NetShop — A Multi-Zone Kubernetes Microservice Platform

An event-driven e-commerce platform on multi-zone Kubernetes.

An online store built as a full platform: 16 services across four tiers, a service mesh with mutual TLS, a three-pillar observability stack, a highly-available replicated data tier, a GitOps delivery pipeline with supply-chain security, multi-zone high availability, multi-cloud infrastructure-as-code, 35+ diagrams generated from the code, and a detailed companion report.

The storefront UI (Next.js + Tailwind): live star ratings from the reviews-service, an animated hero band of live cluster metrics, and a real basket → checkout → saga flow.

What this project is

NetShop is an event-driven online store that exercises the full networking stack of a real Kubernetes platform. It is a working shop (browse, search, add to cart, check out) backed by sixteen services across an edge, application, worker and data tier, and it runs the way a production system does: multi-zone, autoscaled, and locked down with zero-trust network policies.

In a microservice system the network is the system. The calls that used to happen in memory now cross the network, so service discovery, load balancing, routing, access control and traffic observability decide whether it works at all. NetShop makes those mechanics explicit, then adds what a real platform needs on top: a service mesh, a three-pillar observability stack, a replicated data tier, GitOps delivery and supply-chain security.

The picture below shows the whole platform: all 16 services across the four tiers, the HA data stores, the observability and GitOps/policy control planes, all inside one mutually-authenticated mesh.

The complete platform on one canvas — edge, application, worker and data tiers, plus observability and delivery, inside the mTLS mesh.

The live UI

The web app has three views. The storefront is the shop (browse, search, recommendations, ratings, basket, checkout).
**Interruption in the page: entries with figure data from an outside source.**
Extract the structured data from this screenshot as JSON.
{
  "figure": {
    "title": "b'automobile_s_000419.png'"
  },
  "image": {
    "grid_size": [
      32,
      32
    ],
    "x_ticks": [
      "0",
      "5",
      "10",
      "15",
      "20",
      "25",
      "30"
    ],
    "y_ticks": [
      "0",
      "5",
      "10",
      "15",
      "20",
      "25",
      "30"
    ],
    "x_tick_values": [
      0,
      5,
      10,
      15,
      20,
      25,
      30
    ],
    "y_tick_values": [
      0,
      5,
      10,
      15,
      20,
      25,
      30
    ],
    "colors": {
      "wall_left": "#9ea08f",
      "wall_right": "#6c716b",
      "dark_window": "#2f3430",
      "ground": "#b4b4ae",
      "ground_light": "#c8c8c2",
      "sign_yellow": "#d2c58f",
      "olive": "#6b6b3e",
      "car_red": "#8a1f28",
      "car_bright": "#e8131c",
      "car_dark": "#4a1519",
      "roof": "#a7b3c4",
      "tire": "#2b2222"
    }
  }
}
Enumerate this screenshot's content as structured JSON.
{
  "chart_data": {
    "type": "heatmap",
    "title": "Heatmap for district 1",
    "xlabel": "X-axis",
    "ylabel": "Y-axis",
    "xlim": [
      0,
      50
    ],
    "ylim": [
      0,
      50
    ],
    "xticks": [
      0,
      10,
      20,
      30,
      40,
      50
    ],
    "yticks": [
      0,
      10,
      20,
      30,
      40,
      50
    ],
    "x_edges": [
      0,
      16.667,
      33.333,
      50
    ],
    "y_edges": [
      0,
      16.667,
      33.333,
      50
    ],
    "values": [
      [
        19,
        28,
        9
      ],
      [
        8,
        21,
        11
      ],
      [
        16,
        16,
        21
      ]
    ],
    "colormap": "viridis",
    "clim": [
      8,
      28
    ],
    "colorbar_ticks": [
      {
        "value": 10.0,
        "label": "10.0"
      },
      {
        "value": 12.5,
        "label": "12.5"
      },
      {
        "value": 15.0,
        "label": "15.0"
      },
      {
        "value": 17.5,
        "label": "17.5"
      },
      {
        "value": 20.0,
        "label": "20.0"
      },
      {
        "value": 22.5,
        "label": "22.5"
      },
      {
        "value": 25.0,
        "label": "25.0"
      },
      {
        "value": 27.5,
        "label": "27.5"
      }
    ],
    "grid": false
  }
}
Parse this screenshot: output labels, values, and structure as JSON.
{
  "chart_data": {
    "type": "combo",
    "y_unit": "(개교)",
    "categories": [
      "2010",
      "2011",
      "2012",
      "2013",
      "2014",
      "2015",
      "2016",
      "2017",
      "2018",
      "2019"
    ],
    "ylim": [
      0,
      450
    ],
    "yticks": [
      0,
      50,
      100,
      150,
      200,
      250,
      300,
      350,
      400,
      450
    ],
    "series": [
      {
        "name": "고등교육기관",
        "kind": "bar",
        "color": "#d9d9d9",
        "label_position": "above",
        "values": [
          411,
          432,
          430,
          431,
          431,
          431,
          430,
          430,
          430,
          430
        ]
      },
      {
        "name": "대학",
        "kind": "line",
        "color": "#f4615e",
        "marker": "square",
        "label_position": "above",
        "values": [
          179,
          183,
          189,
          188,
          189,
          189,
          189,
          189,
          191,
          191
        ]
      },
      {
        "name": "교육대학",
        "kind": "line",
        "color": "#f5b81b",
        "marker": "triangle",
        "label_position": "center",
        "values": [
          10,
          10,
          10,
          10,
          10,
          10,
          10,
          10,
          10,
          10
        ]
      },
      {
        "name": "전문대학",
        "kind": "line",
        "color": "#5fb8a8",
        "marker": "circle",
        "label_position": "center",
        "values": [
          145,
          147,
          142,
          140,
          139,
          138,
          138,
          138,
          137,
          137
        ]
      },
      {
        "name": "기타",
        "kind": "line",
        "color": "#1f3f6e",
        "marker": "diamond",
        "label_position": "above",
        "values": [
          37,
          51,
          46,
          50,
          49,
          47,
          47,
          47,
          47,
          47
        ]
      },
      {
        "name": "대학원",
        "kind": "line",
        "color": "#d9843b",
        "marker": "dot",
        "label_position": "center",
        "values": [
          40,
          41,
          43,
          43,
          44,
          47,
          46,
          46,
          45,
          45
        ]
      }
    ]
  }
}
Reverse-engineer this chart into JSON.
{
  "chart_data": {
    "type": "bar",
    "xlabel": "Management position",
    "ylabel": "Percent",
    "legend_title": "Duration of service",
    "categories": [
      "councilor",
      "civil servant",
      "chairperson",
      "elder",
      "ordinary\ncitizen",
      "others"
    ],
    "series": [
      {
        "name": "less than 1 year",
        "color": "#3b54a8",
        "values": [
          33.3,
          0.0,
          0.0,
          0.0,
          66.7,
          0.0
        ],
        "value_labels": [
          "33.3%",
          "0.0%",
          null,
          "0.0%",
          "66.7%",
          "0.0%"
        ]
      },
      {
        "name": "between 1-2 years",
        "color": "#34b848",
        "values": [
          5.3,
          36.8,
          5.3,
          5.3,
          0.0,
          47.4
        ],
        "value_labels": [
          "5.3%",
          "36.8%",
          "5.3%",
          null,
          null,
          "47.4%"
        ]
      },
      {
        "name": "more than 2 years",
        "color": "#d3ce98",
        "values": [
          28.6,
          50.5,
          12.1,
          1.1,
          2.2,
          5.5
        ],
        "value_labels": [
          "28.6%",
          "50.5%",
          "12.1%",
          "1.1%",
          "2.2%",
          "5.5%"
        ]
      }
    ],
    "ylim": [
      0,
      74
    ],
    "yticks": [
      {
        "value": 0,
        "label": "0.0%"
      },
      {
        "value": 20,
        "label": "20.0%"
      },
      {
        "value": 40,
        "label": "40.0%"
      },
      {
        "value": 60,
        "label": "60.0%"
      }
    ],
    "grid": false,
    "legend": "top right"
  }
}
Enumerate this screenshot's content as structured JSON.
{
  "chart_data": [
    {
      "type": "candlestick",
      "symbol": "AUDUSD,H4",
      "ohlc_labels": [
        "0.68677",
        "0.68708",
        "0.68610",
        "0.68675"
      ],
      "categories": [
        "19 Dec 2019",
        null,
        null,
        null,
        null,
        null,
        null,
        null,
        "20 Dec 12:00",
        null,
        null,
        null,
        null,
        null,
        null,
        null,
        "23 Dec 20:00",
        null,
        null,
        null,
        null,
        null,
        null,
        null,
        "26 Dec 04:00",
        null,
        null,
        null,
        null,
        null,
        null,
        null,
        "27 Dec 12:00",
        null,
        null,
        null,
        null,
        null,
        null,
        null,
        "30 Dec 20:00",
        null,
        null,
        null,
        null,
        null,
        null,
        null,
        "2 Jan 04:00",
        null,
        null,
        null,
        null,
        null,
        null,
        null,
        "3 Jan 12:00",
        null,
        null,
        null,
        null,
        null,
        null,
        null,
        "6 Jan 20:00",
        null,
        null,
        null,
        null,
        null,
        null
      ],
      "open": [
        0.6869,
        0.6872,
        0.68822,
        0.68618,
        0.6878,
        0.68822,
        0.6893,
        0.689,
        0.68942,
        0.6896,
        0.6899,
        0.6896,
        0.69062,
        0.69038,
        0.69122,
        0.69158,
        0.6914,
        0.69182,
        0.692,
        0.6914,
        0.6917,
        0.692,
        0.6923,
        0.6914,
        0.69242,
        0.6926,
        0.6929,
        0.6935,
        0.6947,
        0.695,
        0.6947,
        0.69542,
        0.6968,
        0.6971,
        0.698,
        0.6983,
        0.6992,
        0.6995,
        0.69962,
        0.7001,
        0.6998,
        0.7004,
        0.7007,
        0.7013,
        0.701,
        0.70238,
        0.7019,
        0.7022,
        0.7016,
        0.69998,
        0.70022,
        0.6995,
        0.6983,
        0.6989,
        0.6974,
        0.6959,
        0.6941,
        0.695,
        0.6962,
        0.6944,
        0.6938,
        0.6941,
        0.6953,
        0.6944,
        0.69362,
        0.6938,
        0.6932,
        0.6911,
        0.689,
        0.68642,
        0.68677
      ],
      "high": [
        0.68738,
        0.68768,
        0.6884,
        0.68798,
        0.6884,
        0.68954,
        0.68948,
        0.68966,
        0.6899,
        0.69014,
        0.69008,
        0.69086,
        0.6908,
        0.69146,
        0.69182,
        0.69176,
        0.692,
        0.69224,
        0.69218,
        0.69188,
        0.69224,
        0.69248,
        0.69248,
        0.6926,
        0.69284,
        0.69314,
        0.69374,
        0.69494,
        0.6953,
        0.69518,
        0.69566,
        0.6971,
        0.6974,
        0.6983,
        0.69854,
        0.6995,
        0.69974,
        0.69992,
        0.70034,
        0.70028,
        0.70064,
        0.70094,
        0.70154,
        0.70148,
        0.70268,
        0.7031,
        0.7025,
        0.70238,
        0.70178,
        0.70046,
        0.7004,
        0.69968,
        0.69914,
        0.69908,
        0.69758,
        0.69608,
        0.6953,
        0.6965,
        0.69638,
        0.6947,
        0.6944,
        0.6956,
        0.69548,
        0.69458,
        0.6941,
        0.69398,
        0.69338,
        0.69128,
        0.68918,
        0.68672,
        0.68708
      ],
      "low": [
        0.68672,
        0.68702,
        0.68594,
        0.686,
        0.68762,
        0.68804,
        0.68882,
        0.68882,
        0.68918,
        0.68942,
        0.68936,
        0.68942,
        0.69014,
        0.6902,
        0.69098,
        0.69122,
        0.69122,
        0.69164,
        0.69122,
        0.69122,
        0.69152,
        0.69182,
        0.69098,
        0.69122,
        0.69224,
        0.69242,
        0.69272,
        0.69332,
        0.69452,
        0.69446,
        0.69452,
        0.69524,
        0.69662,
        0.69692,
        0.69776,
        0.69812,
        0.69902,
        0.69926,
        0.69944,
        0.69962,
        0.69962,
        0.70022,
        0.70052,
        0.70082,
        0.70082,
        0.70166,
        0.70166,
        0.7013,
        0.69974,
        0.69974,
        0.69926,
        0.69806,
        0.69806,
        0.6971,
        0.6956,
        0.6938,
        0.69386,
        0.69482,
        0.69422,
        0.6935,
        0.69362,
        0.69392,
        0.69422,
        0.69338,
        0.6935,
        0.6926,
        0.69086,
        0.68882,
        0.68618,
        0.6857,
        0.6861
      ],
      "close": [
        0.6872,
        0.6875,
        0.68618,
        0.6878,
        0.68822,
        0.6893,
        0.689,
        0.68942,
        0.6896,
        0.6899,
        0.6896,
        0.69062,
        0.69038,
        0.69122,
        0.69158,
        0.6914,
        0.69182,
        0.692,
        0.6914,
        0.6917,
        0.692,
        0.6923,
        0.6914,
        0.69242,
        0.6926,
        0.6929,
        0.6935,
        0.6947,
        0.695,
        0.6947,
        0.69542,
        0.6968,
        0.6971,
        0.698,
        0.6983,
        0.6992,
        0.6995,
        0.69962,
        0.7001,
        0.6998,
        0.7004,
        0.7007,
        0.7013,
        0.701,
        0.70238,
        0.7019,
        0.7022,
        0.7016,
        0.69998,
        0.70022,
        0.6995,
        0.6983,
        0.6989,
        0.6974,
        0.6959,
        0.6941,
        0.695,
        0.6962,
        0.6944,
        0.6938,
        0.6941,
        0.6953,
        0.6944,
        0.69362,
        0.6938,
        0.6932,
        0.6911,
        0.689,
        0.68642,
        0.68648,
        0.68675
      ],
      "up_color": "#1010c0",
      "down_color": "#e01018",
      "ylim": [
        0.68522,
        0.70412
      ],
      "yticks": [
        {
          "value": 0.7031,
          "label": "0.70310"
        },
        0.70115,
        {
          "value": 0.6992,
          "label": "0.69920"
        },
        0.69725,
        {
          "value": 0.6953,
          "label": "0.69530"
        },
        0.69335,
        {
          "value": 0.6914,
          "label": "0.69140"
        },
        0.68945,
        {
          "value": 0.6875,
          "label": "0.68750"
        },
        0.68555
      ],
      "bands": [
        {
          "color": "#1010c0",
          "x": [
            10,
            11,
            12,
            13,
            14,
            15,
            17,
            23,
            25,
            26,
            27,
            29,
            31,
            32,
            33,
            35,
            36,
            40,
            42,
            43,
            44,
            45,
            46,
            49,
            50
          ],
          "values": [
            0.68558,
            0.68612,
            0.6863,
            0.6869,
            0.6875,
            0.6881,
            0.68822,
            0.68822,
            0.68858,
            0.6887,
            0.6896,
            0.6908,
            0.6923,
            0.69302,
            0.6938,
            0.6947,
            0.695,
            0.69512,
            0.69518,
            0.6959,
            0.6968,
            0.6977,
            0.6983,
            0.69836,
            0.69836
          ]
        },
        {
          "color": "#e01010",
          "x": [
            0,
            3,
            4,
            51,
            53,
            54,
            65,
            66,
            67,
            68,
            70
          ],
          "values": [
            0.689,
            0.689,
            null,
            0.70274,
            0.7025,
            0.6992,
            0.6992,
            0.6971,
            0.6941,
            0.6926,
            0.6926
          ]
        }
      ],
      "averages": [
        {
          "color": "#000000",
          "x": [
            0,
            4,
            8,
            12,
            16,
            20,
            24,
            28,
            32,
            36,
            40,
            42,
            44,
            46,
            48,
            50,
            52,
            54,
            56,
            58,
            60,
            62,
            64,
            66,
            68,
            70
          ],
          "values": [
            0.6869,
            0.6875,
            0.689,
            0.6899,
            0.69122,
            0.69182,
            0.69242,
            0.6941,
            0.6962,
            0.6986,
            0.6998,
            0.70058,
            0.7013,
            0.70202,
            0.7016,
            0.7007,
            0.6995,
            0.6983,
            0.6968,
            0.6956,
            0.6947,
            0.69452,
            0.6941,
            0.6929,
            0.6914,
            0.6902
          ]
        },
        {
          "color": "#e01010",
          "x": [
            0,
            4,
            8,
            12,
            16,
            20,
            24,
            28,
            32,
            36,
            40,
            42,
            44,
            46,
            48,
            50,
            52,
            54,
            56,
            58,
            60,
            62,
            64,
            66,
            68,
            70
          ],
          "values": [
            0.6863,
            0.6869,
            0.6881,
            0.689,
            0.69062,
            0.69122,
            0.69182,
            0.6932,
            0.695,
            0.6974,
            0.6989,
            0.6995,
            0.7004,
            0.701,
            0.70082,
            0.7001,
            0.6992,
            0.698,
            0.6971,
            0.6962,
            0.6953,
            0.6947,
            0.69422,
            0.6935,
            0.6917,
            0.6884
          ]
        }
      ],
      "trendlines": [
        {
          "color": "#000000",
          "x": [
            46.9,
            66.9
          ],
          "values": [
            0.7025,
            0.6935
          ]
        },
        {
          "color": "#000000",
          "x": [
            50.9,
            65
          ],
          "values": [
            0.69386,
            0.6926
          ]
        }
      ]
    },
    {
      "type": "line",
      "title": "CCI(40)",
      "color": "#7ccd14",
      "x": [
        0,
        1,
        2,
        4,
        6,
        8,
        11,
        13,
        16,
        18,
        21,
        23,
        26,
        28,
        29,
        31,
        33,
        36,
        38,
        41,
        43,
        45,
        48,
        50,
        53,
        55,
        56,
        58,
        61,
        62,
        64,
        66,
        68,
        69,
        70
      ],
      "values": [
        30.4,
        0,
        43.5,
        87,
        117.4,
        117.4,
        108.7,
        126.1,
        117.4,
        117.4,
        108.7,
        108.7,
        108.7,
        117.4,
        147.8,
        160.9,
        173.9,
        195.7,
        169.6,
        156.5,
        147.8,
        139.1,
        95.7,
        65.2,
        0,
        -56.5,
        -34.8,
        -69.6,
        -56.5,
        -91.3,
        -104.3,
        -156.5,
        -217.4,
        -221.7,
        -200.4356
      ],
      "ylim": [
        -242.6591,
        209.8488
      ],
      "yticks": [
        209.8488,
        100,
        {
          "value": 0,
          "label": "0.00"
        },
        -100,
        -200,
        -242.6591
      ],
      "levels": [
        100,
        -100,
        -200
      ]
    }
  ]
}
The cluster console reads live state from the Kubernetes API and draws the service graph as traffic flows. The platform view lists every service and enterprise capability, with a working JWT sign-in against the auth-service.

The cluster console: a service-mesh graph of all 16 services coloured by availability zone, a control deck to send traces, place orders and drive the autoscaler, and live traffic-by-zone bars.

The platform view: a live JWT sign-in, a catalog of all 16 services with their tier and datastore, and a card for each enterprise capability — mesh, observability, HA data, GitOps, supply-chain security and zero-trust.

Demo videos

Fifteen short recordings of the running system, each bolding a networking concept. The GIFs below autoplay; click any title for the full-quality MP4. Full write-ups and "how it works" explainers are in demos/README.md.

Platform & networking

Service mesh & multi-zone — service discovery + load balancing across zone-a / zone-b / zone-c

Order saga — east/west traffic — a checkout fans out across the microservices

Platform & identity — JWT sign-in against auth-service + the service & capability catalog

Load balancing — a traffic burst balanced across pods and zones

Search across services — synchronous gateway → search-service → products-service calls

Recommendations & ratings — recommendations-service composition + reviews-service ratings

Full tour — the whole system end to end

Live service mesh — the mesh graph pulsing under continuous traffic

Trace path — one request's path lighting up the graph, hop by hop

Control deck — the console controls — trace, order, load burst — in action

Observability & messaging

Grafana — golden signals — the shipped dashboard: request rate, p95 latency and the zone pie, live

Grafana — request rate — the rate-per-service panel ramping under a traffic burst

Prometheus — all 14 /metrics targets scraped + a live PromQL rate query

Jaeger — distributed tracing — one request's 55-span waterfall across 10 services, with timing

RabbitMQ — event bus — the netshop.events exchange fanning order.created to 3 worker queues, live

System architecture

The platform is organised into four layers. At the edge sit the browser-facing web app (Next.js), the frontend backend-for-frontend, and the api-gateway. The application layer holds the domain services. The worker layer reacts to events asynchronously and never sits on the request path. The data layer provides PostgreSQL, Redis, and a RabbitMQ event bus.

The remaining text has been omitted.